6. Using milk or yogurt
When you need cream in recipes, use low-fat or non-fat milk or yogurt to replace it. Try to adopt this healthy habit gradually. For instance, you can go from whole milk to 2 percent to 1 percent to non-fat in stages.
7. Avoiding dishes fried in fats
Try not to eat fried foods, especially with breading, because it's impossible to know fat content.
8. Avoiding too many yolks
Although eggs are rich sources of protein and vitamins, the yolks still have saturated fat and are relatively high in calories. Consider replacing half the yolks in recipes with an extra egg white.

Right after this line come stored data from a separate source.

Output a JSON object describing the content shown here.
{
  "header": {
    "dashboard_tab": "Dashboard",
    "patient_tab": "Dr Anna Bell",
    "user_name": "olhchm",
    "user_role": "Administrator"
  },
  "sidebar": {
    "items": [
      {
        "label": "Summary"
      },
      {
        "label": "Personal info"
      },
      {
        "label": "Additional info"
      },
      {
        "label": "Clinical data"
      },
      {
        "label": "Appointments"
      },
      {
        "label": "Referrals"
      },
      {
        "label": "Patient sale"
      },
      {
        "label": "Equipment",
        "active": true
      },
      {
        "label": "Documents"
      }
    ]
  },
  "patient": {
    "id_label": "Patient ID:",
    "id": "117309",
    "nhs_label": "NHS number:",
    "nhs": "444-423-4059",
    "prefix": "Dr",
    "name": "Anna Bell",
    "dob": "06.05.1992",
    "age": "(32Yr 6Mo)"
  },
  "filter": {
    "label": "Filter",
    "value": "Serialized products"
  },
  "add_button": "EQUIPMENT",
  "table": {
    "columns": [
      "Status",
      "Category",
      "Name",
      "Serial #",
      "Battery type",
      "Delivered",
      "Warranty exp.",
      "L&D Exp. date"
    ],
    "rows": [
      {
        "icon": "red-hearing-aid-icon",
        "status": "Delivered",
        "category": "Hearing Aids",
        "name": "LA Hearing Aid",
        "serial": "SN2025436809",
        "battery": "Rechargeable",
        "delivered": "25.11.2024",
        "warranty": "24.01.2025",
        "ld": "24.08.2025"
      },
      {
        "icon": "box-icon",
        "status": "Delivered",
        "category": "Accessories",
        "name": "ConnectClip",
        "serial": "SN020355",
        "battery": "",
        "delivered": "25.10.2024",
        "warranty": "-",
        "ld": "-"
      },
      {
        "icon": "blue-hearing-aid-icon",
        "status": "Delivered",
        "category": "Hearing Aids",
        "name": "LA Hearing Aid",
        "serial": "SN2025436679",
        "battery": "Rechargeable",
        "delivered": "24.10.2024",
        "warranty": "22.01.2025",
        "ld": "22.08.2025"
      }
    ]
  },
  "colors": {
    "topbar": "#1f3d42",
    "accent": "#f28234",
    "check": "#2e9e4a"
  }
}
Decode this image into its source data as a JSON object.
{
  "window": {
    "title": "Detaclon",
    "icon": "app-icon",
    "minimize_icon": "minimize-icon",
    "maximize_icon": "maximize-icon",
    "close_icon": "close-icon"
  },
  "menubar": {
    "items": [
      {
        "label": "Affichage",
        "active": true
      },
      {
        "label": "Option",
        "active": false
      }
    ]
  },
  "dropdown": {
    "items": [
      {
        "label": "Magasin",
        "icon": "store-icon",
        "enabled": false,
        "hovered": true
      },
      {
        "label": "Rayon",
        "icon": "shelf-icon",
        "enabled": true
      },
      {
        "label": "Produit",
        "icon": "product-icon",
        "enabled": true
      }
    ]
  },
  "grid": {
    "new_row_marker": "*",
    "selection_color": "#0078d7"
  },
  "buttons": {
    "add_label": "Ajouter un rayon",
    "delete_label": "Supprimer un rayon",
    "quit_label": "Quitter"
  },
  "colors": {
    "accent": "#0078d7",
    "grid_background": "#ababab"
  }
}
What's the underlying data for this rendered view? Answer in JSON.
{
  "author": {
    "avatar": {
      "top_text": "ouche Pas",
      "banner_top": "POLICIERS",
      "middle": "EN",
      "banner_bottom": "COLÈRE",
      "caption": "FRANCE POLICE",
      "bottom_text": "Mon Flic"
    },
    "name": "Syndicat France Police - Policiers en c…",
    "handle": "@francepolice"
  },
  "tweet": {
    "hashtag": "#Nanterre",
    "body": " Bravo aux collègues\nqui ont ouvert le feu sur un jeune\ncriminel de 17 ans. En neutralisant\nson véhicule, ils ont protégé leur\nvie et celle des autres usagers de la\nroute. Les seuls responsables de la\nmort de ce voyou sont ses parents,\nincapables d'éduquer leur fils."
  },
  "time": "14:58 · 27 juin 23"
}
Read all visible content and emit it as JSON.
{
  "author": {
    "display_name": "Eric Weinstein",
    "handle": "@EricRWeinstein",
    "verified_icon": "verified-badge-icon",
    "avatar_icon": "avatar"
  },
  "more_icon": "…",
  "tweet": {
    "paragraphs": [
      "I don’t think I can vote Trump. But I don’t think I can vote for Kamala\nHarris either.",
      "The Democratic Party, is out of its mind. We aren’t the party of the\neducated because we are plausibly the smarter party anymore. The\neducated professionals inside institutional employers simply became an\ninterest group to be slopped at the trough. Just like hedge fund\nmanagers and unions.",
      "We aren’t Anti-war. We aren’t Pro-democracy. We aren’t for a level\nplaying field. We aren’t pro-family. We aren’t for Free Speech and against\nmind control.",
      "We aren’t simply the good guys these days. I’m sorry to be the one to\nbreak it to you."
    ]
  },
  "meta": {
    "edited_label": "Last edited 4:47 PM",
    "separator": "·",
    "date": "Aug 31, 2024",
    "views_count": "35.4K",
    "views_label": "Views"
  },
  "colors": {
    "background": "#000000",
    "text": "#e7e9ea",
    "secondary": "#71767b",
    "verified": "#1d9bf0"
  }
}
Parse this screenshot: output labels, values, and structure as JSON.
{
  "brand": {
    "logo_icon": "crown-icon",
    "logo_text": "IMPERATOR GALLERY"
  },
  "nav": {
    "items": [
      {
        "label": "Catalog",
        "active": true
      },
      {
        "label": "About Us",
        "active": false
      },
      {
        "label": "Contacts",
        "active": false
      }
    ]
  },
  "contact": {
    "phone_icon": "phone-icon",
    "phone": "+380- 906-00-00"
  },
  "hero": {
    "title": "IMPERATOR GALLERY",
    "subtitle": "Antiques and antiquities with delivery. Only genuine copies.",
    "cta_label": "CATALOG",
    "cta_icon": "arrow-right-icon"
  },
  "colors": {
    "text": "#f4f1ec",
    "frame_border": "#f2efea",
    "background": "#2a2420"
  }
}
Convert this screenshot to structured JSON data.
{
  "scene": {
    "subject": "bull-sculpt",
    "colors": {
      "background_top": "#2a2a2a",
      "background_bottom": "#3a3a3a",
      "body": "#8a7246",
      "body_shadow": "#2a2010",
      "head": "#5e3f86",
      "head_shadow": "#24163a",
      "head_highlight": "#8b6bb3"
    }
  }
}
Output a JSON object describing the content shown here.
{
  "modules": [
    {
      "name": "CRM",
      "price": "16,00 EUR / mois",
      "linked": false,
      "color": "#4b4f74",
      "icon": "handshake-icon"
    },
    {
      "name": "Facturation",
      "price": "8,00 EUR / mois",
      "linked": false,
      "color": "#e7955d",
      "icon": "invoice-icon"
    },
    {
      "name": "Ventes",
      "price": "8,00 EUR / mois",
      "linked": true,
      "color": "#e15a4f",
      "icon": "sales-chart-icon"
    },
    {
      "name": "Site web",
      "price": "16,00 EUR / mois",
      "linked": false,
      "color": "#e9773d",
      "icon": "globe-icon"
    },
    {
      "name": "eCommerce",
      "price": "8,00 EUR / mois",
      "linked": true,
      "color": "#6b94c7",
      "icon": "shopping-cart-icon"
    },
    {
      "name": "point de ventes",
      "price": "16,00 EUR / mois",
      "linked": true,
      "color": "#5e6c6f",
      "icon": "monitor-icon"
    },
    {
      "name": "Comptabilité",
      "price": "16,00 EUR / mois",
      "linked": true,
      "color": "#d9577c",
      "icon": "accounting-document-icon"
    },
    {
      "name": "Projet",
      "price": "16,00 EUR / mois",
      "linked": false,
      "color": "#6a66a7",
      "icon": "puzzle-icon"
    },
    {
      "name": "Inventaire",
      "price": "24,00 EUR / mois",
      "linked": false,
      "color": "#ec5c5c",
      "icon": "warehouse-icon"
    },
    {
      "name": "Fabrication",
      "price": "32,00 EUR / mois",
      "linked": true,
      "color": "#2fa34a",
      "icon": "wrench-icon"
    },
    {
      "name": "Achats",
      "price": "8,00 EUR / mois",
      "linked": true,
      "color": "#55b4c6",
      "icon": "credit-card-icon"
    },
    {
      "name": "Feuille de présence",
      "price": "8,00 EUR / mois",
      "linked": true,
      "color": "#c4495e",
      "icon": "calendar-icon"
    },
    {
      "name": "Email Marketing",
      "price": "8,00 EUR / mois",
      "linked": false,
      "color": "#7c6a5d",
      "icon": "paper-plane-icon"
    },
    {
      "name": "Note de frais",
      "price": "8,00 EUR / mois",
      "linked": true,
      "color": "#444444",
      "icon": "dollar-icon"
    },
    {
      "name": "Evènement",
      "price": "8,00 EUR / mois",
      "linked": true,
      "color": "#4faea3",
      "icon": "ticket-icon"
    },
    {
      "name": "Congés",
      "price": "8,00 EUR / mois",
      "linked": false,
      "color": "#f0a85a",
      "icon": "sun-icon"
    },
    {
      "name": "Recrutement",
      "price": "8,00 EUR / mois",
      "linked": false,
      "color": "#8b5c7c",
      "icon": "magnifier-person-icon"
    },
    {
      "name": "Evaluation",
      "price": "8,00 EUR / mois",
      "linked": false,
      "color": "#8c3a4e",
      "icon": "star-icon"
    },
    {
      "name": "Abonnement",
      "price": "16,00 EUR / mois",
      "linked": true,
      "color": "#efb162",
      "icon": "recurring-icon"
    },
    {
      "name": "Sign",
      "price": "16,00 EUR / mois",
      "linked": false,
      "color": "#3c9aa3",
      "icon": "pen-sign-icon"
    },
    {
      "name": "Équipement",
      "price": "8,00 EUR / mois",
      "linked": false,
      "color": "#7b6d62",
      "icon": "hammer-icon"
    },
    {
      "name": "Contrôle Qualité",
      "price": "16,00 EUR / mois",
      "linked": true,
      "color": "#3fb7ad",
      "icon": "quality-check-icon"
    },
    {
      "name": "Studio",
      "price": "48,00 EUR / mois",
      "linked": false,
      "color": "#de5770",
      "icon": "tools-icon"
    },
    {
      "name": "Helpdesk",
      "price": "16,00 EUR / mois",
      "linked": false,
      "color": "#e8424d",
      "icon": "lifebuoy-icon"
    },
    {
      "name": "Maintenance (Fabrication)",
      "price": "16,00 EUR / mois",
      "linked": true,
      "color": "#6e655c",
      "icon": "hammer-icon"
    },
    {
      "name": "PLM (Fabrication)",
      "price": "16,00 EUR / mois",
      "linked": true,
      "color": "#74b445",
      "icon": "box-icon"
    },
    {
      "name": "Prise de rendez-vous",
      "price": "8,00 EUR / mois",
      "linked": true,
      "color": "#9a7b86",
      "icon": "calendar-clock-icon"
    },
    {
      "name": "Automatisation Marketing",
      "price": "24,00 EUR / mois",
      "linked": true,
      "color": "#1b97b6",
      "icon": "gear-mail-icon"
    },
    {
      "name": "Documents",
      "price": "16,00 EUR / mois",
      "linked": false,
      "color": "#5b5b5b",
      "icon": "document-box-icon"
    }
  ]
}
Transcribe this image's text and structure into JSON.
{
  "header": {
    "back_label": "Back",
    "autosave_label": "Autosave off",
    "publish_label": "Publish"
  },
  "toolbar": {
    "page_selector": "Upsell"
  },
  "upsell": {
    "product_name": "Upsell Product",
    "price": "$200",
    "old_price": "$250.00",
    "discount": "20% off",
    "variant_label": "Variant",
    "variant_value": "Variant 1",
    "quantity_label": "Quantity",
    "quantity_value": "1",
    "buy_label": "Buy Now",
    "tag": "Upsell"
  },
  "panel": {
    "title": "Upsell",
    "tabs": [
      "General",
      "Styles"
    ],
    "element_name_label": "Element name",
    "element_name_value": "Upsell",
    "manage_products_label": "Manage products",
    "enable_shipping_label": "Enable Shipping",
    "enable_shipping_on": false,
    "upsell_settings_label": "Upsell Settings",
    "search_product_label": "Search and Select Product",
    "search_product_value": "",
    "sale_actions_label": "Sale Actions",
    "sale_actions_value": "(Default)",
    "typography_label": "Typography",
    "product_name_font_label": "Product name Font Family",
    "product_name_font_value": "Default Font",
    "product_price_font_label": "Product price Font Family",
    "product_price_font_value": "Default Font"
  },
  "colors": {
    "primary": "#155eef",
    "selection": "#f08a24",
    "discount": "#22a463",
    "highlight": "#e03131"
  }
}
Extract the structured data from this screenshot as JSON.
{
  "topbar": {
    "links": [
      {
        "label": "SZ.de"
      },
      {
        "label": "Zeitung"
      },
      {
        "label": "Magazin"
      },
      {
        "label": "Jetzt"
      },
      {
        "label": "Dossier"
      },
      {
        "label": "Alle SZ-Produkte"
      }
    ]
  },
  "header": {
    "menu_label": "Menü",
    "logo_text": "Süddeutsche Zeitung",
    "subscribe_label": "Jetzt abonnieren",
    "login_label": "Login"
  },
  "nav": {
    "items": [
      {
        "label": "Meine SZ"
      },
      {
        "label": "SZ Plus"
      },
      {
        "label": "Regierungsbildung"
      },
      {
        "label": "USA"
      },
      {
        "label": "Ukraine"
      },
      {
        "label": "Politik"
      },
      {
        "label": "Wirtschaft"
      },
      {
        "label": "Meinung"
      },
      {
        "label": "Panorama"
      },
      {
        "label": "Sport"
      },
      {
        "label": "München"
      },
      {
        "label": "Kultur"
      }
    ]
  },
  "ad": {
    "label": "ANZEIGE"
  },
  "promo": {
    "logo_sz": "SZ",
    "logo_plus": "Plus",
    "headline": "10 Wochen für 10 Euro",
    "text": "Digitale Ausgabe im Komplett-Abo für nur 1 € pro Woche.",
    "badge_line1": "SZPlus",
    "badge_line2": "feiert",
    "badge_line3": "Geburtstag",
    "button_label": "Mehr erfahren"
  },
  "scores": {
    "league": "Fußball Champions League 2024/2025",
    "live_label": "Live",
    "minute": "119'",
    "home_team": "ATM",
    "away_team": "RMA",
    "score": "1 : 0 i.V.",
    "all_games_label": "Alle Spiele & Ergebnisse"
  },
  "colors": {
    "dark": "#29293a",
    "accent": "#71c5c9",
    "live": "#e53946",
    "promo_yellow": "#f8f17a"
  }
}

Check Frittata Recipe: How to Eat Eggs Healthily to see how to eat eggs healthily.
9. Using plant-based oils
Replace butter, lard and shortening with healthier plant-based oils. Do not use palm and coconut oils. Although they are plant-based, they are higher in saturated fat than other plant oils. There are a variety of plant-based oils that are low in saturated fat and offer other health benefits:
—Canola oil: It has the lowest amounts of saturated fat (7 percent). It also contains high levels of monounsaturated fatty acids, which can lower LDL cholesterol. This oil is better for stir-frying, grilling, and replacing solid fats in recipes.
—Olive oil: It can lower your risk for heart disease and reduce inflammation in the body. Extra-virgin and virgin olive oils are better for uncooked dishes, while refined olive oils are better for cooked dishes.
—Peanut oil: It's high in monounsaturated fat and contains vitamin E, an antioxidant that helps maintain a strong immune system and healthy skin and eyes. This oil is better for frying, roasting and grilling.
—Avocado oil: It's also high in good fats and contains vitamin E. It is good for cholesterol levels, too. This oil is better for salad dressing, garnish and high-heat cooking.